Jim O’Neill is not afraid of calling a spade a spade. And that is true whether the particular spade is Germany, the European Central Bank, or just plain old traditional thinking.

Take, for example, the facts about Chinese trade.

“China is transforming patterns of world trade but policymakers are trying to ignore this,” he said. “They still think that the big European countries are important to each other.

“They have a static vision of the world. For example, the importance of the US-EU trade deal – the TTIP – is exaggerated... It is important to be a member of the World Trade Organisation, but the TTIP? Bilateral deals are important but China is rapidly becoming one of the main importers and that was without being part of any of these trade deals.”

He pointed out that the common view is still stuck in China as the ‘exporter’ whereas the truth is that it is not the top export market for Japan, and the third largest for the US.

And it was not only trading patterns which are changing. The rising labour costs in China also meant that Mexic, once of the victim of China’s cheap exports, was now the beneficiary of China’s changing role as its labour now cheaper.

Mr O’Neill, who is best known outside financial circles because he coined the acronym BRIC, (Brazil, Russia, India and China) is an economist who has worked for prestigious entities – at least before banks became four-letter words – like Bank of America and Goldman Sachs. He is also famous for his grasp on foreign currency markets.

He was in Malta recently as one of the key speakers at the Economist Business Roundtable and took some time out to talk to reporters. In half an hour, he had touched on most of the pressing world issues – including whether Moyes should stay on as coach at Manchester United, which inspires a particularly virulent passion in him.

He was utterly dismissive about claims that the financial crisis is over, or at least nearly over.
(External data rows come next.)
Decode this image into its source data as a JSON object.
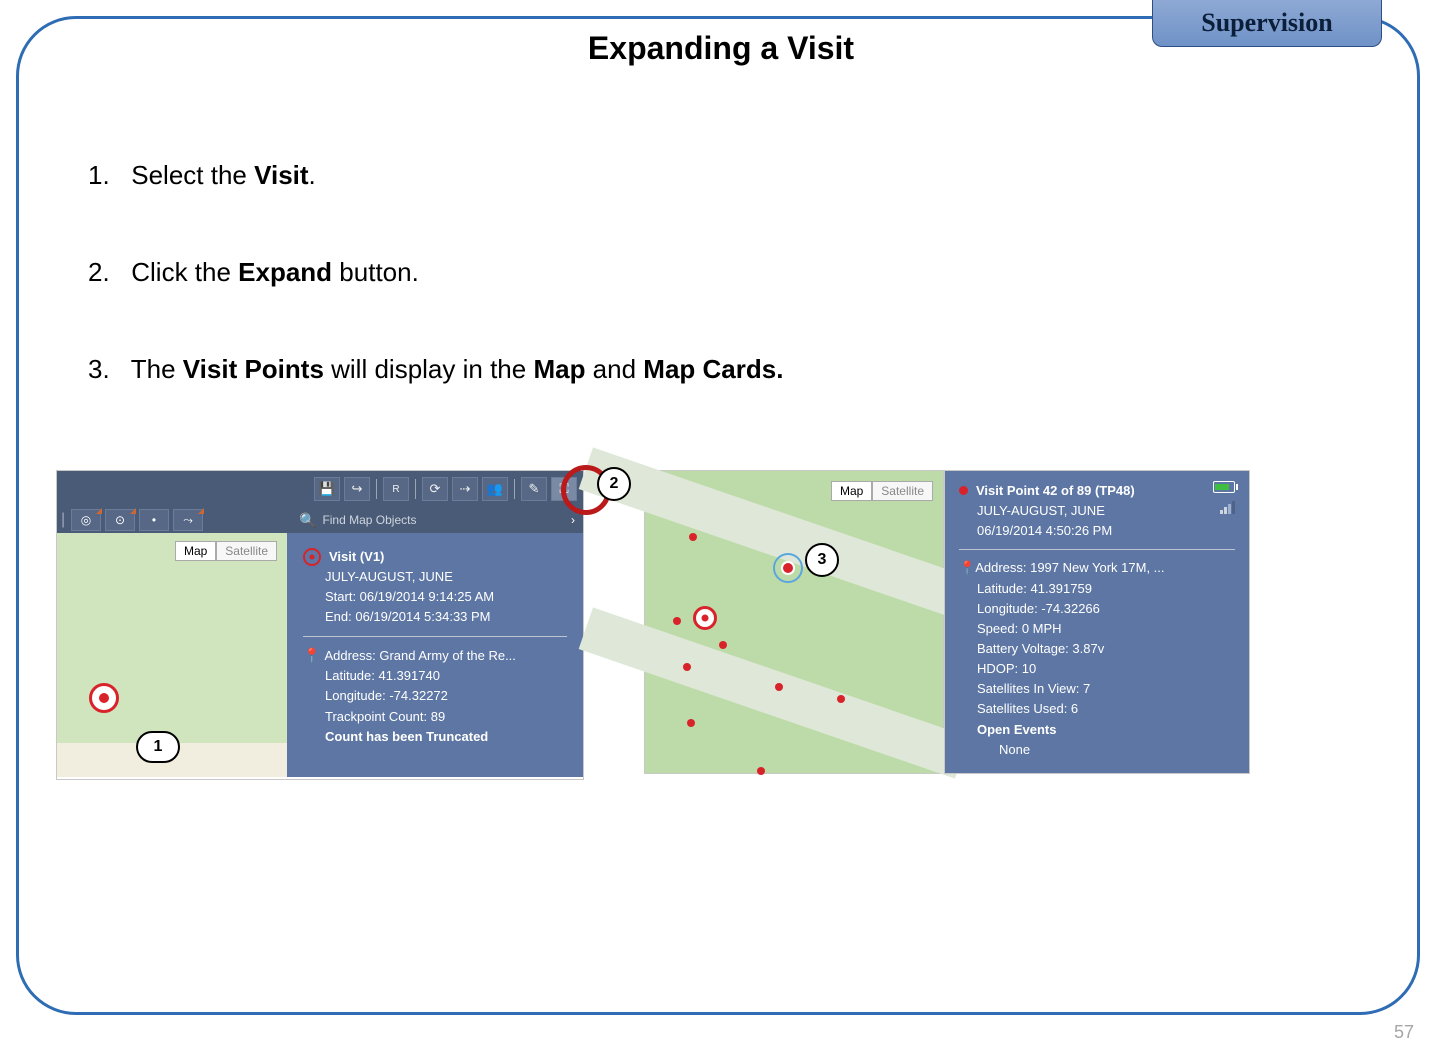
{
  "header": {
    "tab": "Supervision",
    "title": "Expanding a Visit"
  },
  "steps": {
    "s1_pre": "Select the ",
    "s1_b": "Visit",
    "s1_post": ".",
    "s2_pre": "Click the ",
    "s2_b": "Expand",
    "s2_post": " button.",
    "s3_pre": "The ",
    "s3_b1": "Visit Points",
    "s3_mid": " will display in the ",
    "s3_b2": "Map",
    "s3_and": " and ",
    "s3_b3": "Map Cards."
  },
  "callouts": {
    "c1": "1",
    "c2": "2",
    "c3": "3"
  },
  "map_toggle": {
    "map": "Map",
    "sat": "Satellite"
  },
  "search": {
    "placeholder": "Find Map Objects"
  },
  "visit_card": {
    "title": "Visit (V1)",
    "name": "JULY-AUGUST, JUNE",
    "start": "Start: 06/19/2014 9:14:25 AM",
    "end": "End: 06/19/2014 5:34:33 PM",
    "address": "Address: Grand Army of the Re...",
    "lat": "Latitude: 41.391740",
    "lon": "Longitude: -74.32272",
    "tp": "Trackpoint Count: 89",
    "trunc": "Count has been Truncated"
  },
  "detail_card": {
    "title": "Visit Point 42 of 89 (TP48)",
    "name": "JULY-AUGUST, JUNE",
    "time": "06/19/2014 4:50:26 PM",
    "address": "Address: 1997 New York 17M, ...",
    "lat": "Latitude: 41.391759",
    "lon": "Longitude: -74.32266",
    "speed": "Speed: 0 MPH",
    "batt": "Battery Voltage: 3.87v",
    "hdop": "HDOP: 10",
    "siv": "Satellites In View: 7",
    "su": "Satellites Used: 6",
    "oe": "Open Events",
    "none": "None"
  },
  "page_number": "57"
}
“Crises happen all the time! Greed and fear are close cousins and these lead to illogical behaviour that are the root of the crises,” he said.

He was quite happy to point the finger for current eurozone instability at Germany, asking whether it might actually enjoy forcing a crisis because jittery markets would then turn to it to take the decisions it wanted to take in the first place.

Germany’s current account surplus also came in for some stick, as he said it was forcing banks to take their money out of the country, and being put instead into “dangerous exposures”, he said.

He was just as dismissive of Germany’s role in the economic and monetary union and of EMU as a whole.

“The EMU was about post-war politics. If they could only admit that, then it might just be easier to move ahead and find a new, more relevant solution,” he said.